The researchers applied linear regression, DT, RF, and ANN to predict the effluent SCOD based on the influent parameters. They also employed data pre-processing and feature selection methods to improve the quality and dimensionality of the data. Moreover, they used correlation analysis and mutual information gain to select the most important features for the prediction. ADM1 was also utilized as a benchmark model to simulate the AD process to predict the effluent SCOD and compare it with the new model.

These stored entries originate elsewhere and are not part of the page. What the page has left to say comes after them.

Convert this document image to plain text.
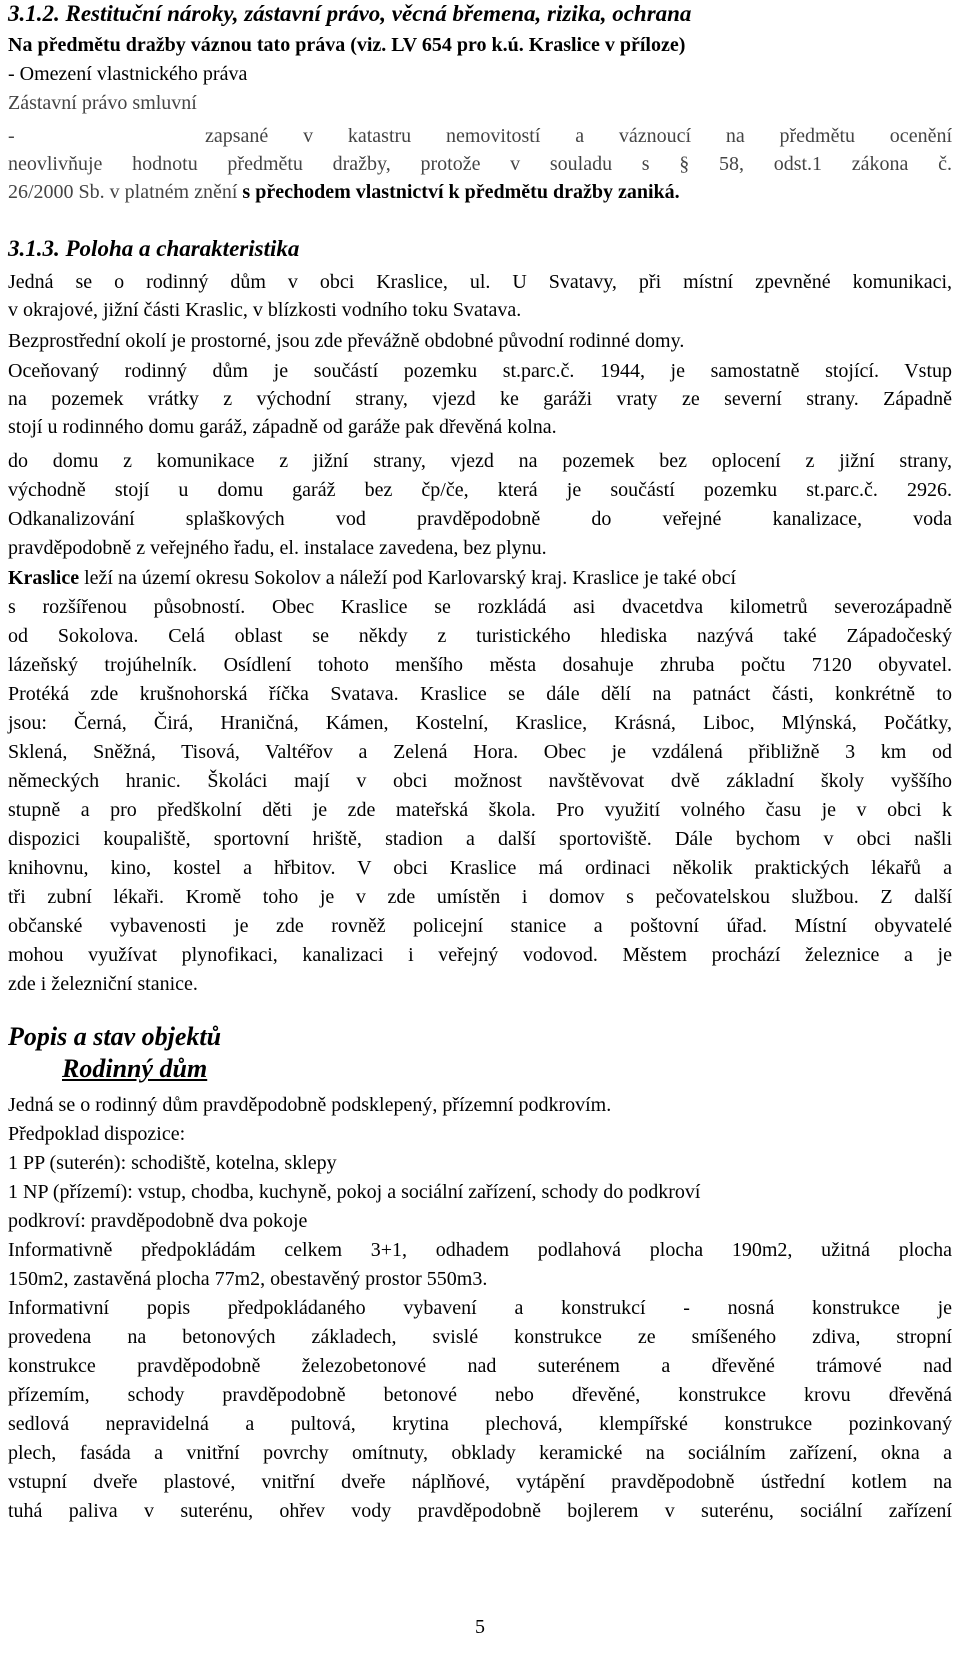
3.1.2. Restituční nároky, zástavní právo, věcná břemena, rizika, ochrana
Na předmětu dražby váznou tato práva (viz. LV 654 pro k.ú. Kraslice v příloze)
- Omezení vlastnického práva
Zástavní právo smluvní
-	zapsané v katastru nemovitostí a váznoucí na předmětu ocenění
neovlivňuje hodnotu předmětu dražby, protože v souladu s § 58, odst.1 zákona č.
26/2000 Sb. v platném znění s přechodem vlastnictví k předmětu dražby zaniká.
3.1.3. Poloha a charakteristika
Jedná se o rodinný dům v obci Kraslice, ul. U Svatavy, při místní zpevněné komunikaci,
v okrajové, jižní části Kraslic, v blízkosti vodního toku Svatava.
Bezprostřední okolí je prostorné, jsou zde převážně obdobné původní rodinné domy.
Oceňovaný rodinný dům je součástí pozemku st.parc.č. 1944, je samostatně stojící. Vstup
na pozemek vrátky z východní strany, vjezd ke garáži vraty ze severní strany. Západně
stojí u rodinného domu garáž, západně od garáže pak dřevěná kolna.
do domu z komunikace z jižní strany, vjezd na pozemek bez oplocení z jižní strany,
východně stojí u domu garáž bez čp/če, která je součástí pozemku st.parc.č. 2926.
Odkanalizování splaškových vod pravděpodobně do veřejné kanalizace, voda
pravděpodobně z veřejného řadu, el. instalace zavedena, bez plynu.
Kraslice leží na území okresu Sokolov a náleží pod Karlovarský kraj. Kraslice je také obcí
s rozšířenou působností. Obec Kraslice se rozkládá asi dvacetdva kilometrů severozápadně
od Sokolova. Celá oblast se někdy z turistického hlediska nazývá také Západočeský
lázeňský trojúhelník. Osídlení tohoto menšího města dosahuje zhruba počtu 7120 obyvatel.
Protéká zde krušnohorská říčka Svatava. Kraslice se dále dělí na patnáct části, konkrétně to
jsou: Černá, Čirá, Hraničná, Kámen, Kostelní, Kraslice, Krásná, Liboc, Mlýnská, Počátky,
Sklená, Sněžná, Tisová, Valtéřov a Zelená Hora. Obec je vzdálená přibližně 3 km od
německých hranic. Školáci mají v obci možnost navštěvovat dvě základní školy vyššího
stupně a pro předškolní děti je zde mateřská škola. Pro využití volného času je v obci k
dispozici koupaliště, sportovní hriště, stadion a další sportoviště. Dále bychom v obci našli
knihovnu, kino, kostel a hřbitov. V obci Kraslice má ordinaci několik praktických lékařů a
tři zubní lékaři. Kromě toho je v zde umístěn i domov s pečovatelskou službou. Z další
občanské vybavenosti je zde rovněž policejní stanice a poštovní úřad. Místní obyvatelé
mohou využívat plynofikaci, kanalizaci i veřejný vodovod. Městem prochází železnice a je
zde i železniční stanice.
Popis a stav objektů
Rodinný dům
Jedná se o rodinný dům pravděpodobně podsklepený, přízemní podkrovím.
Předpoklad dispozice:
1 PP (suterén): schodiště, kotelna, sklepy
1 NP (přízemí): vstup, chodba, kuchyně, pokoj a sociální zařízení, schody do podkroví
podkroví: pravděpodobně dva pokoje
Informativně předpokládám celkem 3+1, odhadem podlahová plocha 190m2, užitná plocha
150m2, zastavěná plocha 77m2, obestavěný prostor 550m3.
Informativní popis předpokládaného vybavení a konstrukcí - nosná konstrukce je
provedena na betonových základech, svislé konstrukce ze smíšeného zdiva, stropní
konstrukce pravděpodobně železobetonové nad suterénem a dřevěné trámové nad
přízemím, schody pravděpodobně betonové nebo dřevěné, konstrukce krovu dřevěná
sedlová nepravidelná a pultová, krytina plechová, klempířské konstrukce pozinkovaný
plech, fasáda a vnitřní povrchy omítnuty, obklady keramické na sociálním zařízení, okna a
vstupní dveře plastové, vnitřní dveře náplňové, vytápění pravděpodobně ústřední kotlem na
tuhá paliva v suterénu, ohřev vody pravděpodobně bojlerem v suterénu, sociální zařízení
5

The authors evaluated the ML models and the ADM1 model using the coefficient of determination or R-squared score (R2) and the mean absolute percentage error (MAPE). The R2 value indicates how well the model fits the data. Its value closer to 1 indicates a better fit. The MAPE value represents the average deviation of the model predictions from the actual values. Its lower value indicates a higher accuracy.
Research Findings
The outcomes showed that the ANN model performed the best among all the employed ML techniques, achieving an R2 value of 0.959 and a MAPE value of 10.63%. The random forest model ranked second, with an R2 value of 0.955 and a MAPE value of 17.83%, while the decision tree model followed as the third best, with an R2 value of 0.951 and a MAPE value of 19.23%. The linear regression model exhibited the poorest performance, with an R2 value of 0.88 and a MAPE value of 35.87%.
The study also found that the ML models predicted better than the ADM1 model, which had an R2 value of 0.88 and a MAPE value of 36.12%. The authors demonstrated that the ML models were superior due to their data-driven nature, which enabled them to capture the complex and nonlinear relationships between the input and output variables without requiring detailed knowledge of the process kinetics. They also highlighted the advantages of the machine learning models over the ADM1 model in terms of simplicity, speed, and reliability.
Conclusion
In summary, the ML-based novel approach to predicting effluent SCOD of wastewater is effective and efficient. It can optimize and control the anaerobic digestion process by reducing the operational cost and time of wastewater treatment and offers various benefits such as high treatment efficiency, low energy consumption, low sludge production, and low land requirements. Moreover, this can provide a simple approach for forecasting the complex process of wastewater treatment plants.
The researcher suggested that the ML techniques can be extended and adapted to other types of anaerobic reactors and substrates, as well as other output parameters, such as biogas production and quality, nutrient recovery, and pathogen reduction. It can be integrated with online sensors and controllers to enable real-time monitoring and feedback of the anaerobic digestion process.